RECURSO DE REVISTA EM FACE DE DECISÃO PUBLICADA ANTES DA VIGÊNCIA DA LEI Nº 13.015/2014. CUMULAÇÃO DOS ADICIONAIS DE INSALUBRIDADE E PERICULOSIDADE. POSSIBILIDADE. PREVALÊNCIA DAS NORMAS CONSTITUCIONAIS E SUPRALEGAIS SOBRE A CLT. JURISPRUDÊNCIA CONSOLIDADA DO STF QUANTO AO EFEITO PARALISANTE DAS NORMAS INTERNAS EM DESCOMPASSO COM OS TRATADOS INTERNACIONAIS DE DIREITOS HUMANOS. INCOMPATIBILIDADE MATERIAL. CONVENÇÕES NOS 148 E 155 DA OIT. NORMAS DE DIREITO SOCIAL. CONTROLE DE CONVENCIONALIDADE. NOVA FORMA DE VERIFICAÇÃO DE COMPATIBILIDADE DAS NORMAS INTEGRANTES DO ORDENAMENTO JURÍDICO. A previsão contida no artigo 193, § 2º, da CLT não foi recepcionada pela Constituição Federal de 1988, que, em seu artigo , XXIII, garantiu de forma plena o direito ao recebimento dos adicionais de penosidade, insalubridade e periculosidade, sem qualquer ressalva no que tange à cumulação, ainda que tenha remetido sua regulação à lei ordinária. A possibilidade da aludida cumulação se justifica em virtude de os fatos geradores dos direitos serem diversos. Não se há de falar em bis in idem. No caso da insalubridade, o bem tutelado é a saúde do obreiro, haja vista as condições nocivas presentes no meio ambiente de trabalho; já a periculosidade traduz situação de perigo iminente que, uma vez ocorrida, pode ceifar a vida do trabalhador, sendo este o bem a que se visa proteger. A regulamentação complementar prevista no citado preceito da Lei Maior deve se pautar pelos princípios e valores insculpidos no texto constitucional, como forma de alcançar, efetivamente, a finalidade da norma. Outro fator que sustenta a inaplicabilidade do preceito celetista é a introdução no sistema jurídico interno das Convenções Internacionais nos 148 e 155, com status de norma materialmente constitucional ou, pelo menos, supralegal, como decidido pelo STF. A primeira consagra a necessidade de atualização constante da legislação sobre as condições nocivas de trabalho e a segunda determina que sejam levados em conta os "riscos para a saúde decorrentes da exposição simultânea a diversas substâncias ou agentes". Nesse contexto, não há mais espaço para a aplicação do artigo 193, § 2º, da CLT. Recurso de revista de que se conhece e a que se nega provimento.
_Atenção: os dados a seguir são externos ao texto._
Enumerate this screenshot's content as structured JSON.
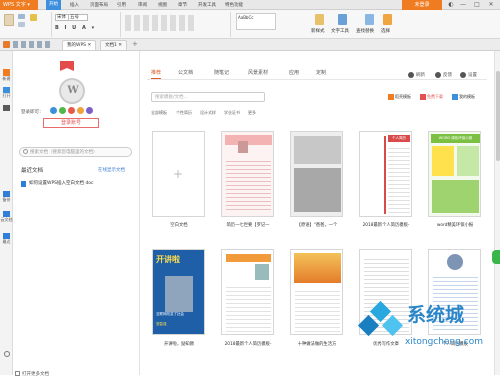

(TST - RR: 18718720135120022, Relator: Cláudio Mascarenhas Brandão, Data de Julgamento: 12/08/2015, 7ª Turma, Data de Publicação: DEJT 14/08/2015)
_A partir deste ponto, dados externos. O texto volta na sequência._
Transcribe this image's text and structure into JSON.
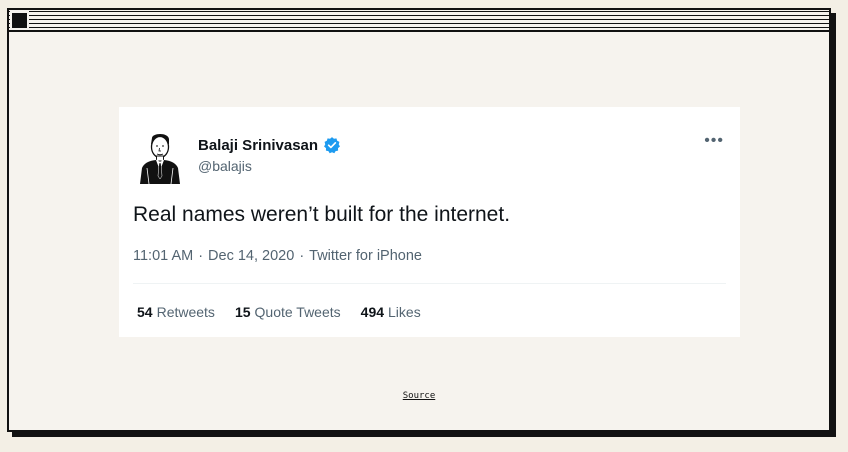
{
  "tweet": {
    "author_name": "Balaji Srinivasan",
    "handle": "@balajis",
    "verified": true,
    "text": "Real names weren’t built for the internet.",
    "time": "11:01 AM",
    "separator": "·",
    "date": "Dec 14, 2020",
    "client": "Twitter for iPhone",
    "more_label": "•••",
    "stats": {
      "retweets_count": "54",
      "retweets_label": "Retweets",
      "quotes_count": "15",
      "quotes_label": "Quote Tweets",
      "likes_count": "494",
      "likes_label": "Likes"
    }
  },
  "footer": {
    "source_label": "Source"
  },
  "colors": {
    "background": "#f3efe5",
    "window_border": "#111111",
    "verified_blue": "#1d9bf0",
    "text_primary": "#0f1419",
    "text_secondary": "#536471"
  },
  "icons": {
    "verified": "verified-badge-icon",
    "more": "more-icon",
    "close": "close-box-icon"
  }
}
RECURSO DE REVISTA - ADICIONAL DE INSALUBRIDADE -ADICIONAL DE PERICULOSIDADE - CUMULAÇÃO -POSSIBILIDADE - PREVALÊNCIA DAS NORMAS CONSTITUCIONAIS E SUPRALEGAIS SOBRE A CLT -JURISPRUDÊNCIA DO STF - OBSERVÂNCIA DAS CONVENÇÕES NºS 148 E 155 DA OIT. No julgamento do RR-1072

- 72.2011.5.02.0384, de relatoria do Min. Cláudio Mascarenhas Brandão, esta Turma firmou entendimento de que a norma contida no art. 193, § 2º, da CLT não foi recepcionada pela Constituição Federal, que, em seu art. , XXIII, garantiu o direito dos trabalhadores ao percebimento dos adicionais de insalubridade e de periculosidade, sem ressalva acerca da cumulação. A possibilidade de recebimento cumulado dos mencionados adicionais se justifica em face de os fatos geradores dos direitos serem diversos. Além disso, a inclusão no sistema jurídico interno das Convenções Internacionais nºs 148 e 155, com a qualidade de normas materialmente constitucionais ou supralegais, como decidido pelo STF, determina a atualização contínua da legislação acerca das condições nocivas de labor e a consideração dos riscos para a saúde do trabalhador oriundos da exposição simultânea a várias substâncias insalubres e agentes perigosos. Assim, não se aplica mais a mencionada norma da CLT, sendo possível o pagamento conjunto dos adicionais de insalubridade e de periculosidade. Recurso de revista desprovido.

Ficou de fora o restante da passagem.